SpaceX protagonizará la primera de las salidas a bolsa más esperadas y ambiciosas de este año, programada para el próximo 12 de junio de 2026 bajo el símbolo SPCX. La operación se presenta como la mayor oferta pública de venta de acciones de la historia, con el objetivo de captar 75.000 millones de dólares y alcanzar una valoración de 1,75 billones de euros. Sin embargo, existe una gran brecha entre la cifra que maneja la compañía y la visión de los expertos: la firma de análisis Morningstar advierte que la empresa está «significativamente sobrevalorada» y recomienda a los inversores esperar, ya que prevé que el precio de las acciones caerá en los primeros días de negociación.
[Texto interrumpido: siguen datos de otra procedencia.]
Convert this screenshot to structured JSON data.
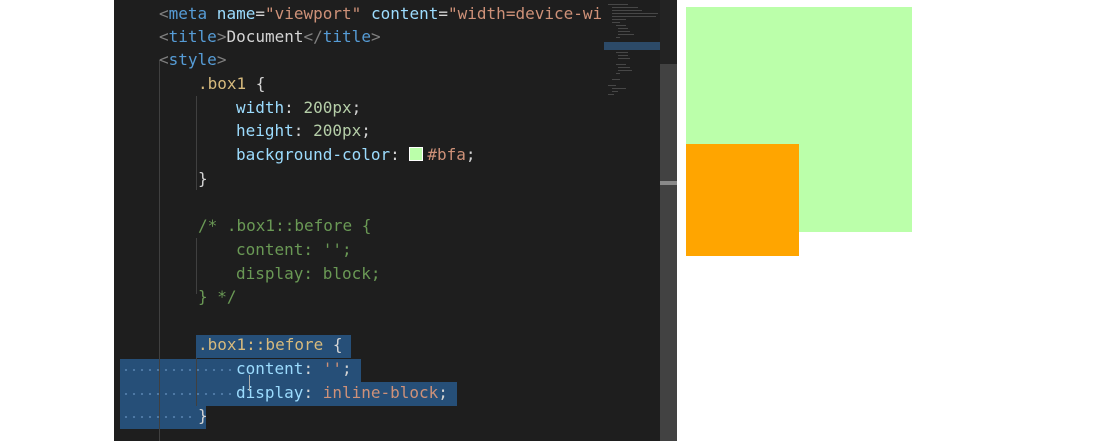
{
  "code_lines": [
    "<meta name=\"viewport\" content=\"width=device-wi",
    "<title>Document</title>",
    "<style>",
    ".box1 {",
    "width: 200px;",
    "height: 200px;",
    "background-color: #bfa;",
    "}",
    "/* .box1::before {",
    "content: '';",
    "display: block;",
    "} */",
    ".box1::before {",
    "content: '';",
    "display: inline-block;",
    "}"
  ],
  "tokens": {
    "meta_open": "<",
    "meta_tag": "meta",
    "meta_name_attr": " name",
    "meta_eq1": "=",
    "meta_name_val": "\"viewport\"",
    "meta_content_attr": " content",
    "meta_eq2": "=",
    "meta_content_val": "\"width=device-wi",
    "title_open_lt": "<",
    "title_tag1": "title",
    "title_open_gt": ">",
    "title_text": "Document",
    "title_close_lt": "</",
    "title_tag2": "title",
    "title_close_gt": ">",
    "style_lt": "<",
    "style_tag": "style",
    "style_gt": ">",
    "box1_selector": ".box1",
    "brace_open": " {",
    "width_prop": "width",
    "colon": ": ",
    "width_val": "200px",
    "semicolon": ";",
    "height_prop": "height",
    "height_val": "200px",
    "bg_prop": "background-color",
    "bg_val": "#bfa",
    "brace_close": "}",
    "comment_1": "/* .box1::before {",
    "comment_2": "content: '';",
    "comment_3": "display: block;",
    "comment_4": "} */",
    "before_selector": ".box1::before",
    "content_prop": "content",
    "content_val": "''",
    "display_prop": "display",
    "display_val": "inline-block"
  },
  "colors": {
    "editor_bg": "#1e1e1e",
    "selection": "#264f78",
    "box1": "#bbffaa",
    "box1_before": "#ffa500"
  },
  "preview": {
    "box1_color": "#bbffaa",
    "before_color": "#ffa500"
  }
}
Según sus cálculos, el valor real de la compañía, descontando su flujo de caja, ronda los 780.000 millones de dólares, lo que supone casi la mitad de la estimación del mercado privado y un 44,5% menos de la cifra que proyecta la propia empresa.
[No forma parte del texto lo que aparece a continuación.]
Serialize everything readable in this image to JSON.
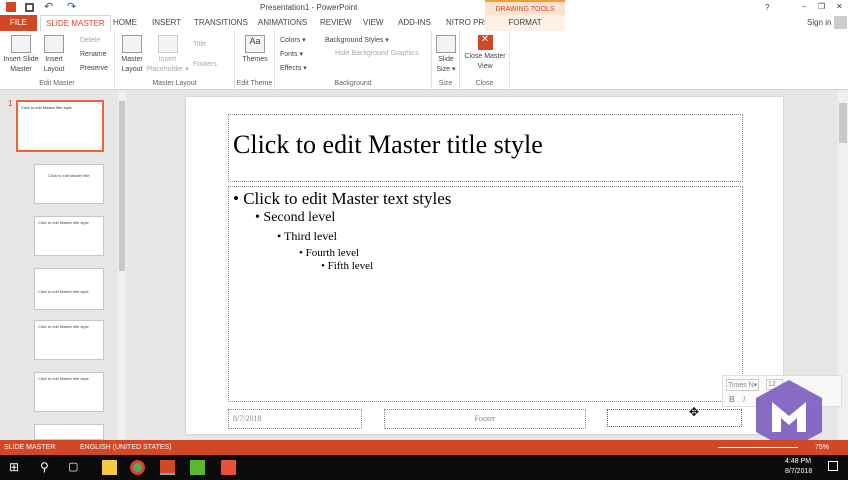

El verdadero motor financiero de la compañía no es su reconocida tecnología de cohetes reutilizables, sino Starlink, su red de internet por satélite. Esta división ha demostrado ser la gran fuente de ingresos estables, con un flujo de caja sostenido y una base de clientes que crece a un ritmo muy acelerado en todo el mundo. Morningstar valora esta unidad en 611.000 millones de dólares, muy por encima de lo que representa la actividad de lanzamientos espaciales. A esto se suma la estructura de la operación: SpaceX sacará al mercado solo el 3% de sus acciones a un precio fijo de 135 dólares cada una, manteniendo un sistema de doble clase que garantiza el control absoluto a Elon Musk y a los primeros inversores. Mientras que las acciones que se venden en bolsa otorgan un voto por título, las de clase B —que permanecen en manos de los fundadores— cuentan con un poder de voto mucho mayor, permitiendo conservar el 85% de la toma de decisiones.
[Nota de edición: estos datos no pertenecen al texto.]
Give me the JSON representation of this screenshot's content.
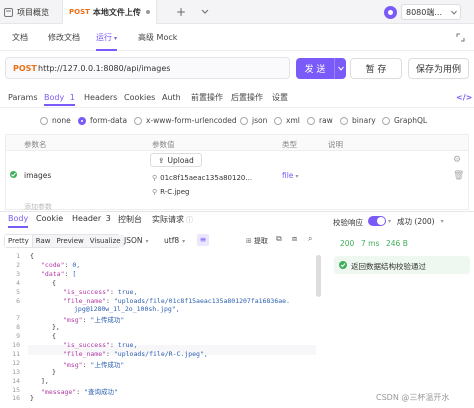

A pesar de las dudas sobre su precio, la posición de SpaceX cuenta con un respaldo sólido: su valor se apoya en contratos estratégicos a largo plazo con el gobierno de Estados Unidos, especialmente con la NASA y el Departamento de Defensa. Ambas instituciones dependen de los sistemas de la compañía para llevar a cabo sus misiones más importantes, lo que asegura ingresos estables y convierte a la empresa en una opción atractiva incluso para fondos de inversión más conservadores. No obstante, esta dependencia también es uno de los factores que los analistas evalúan al cuestionar si el precio de salida refleja realmente el riesgo y el potencial de crecimiento a futuro.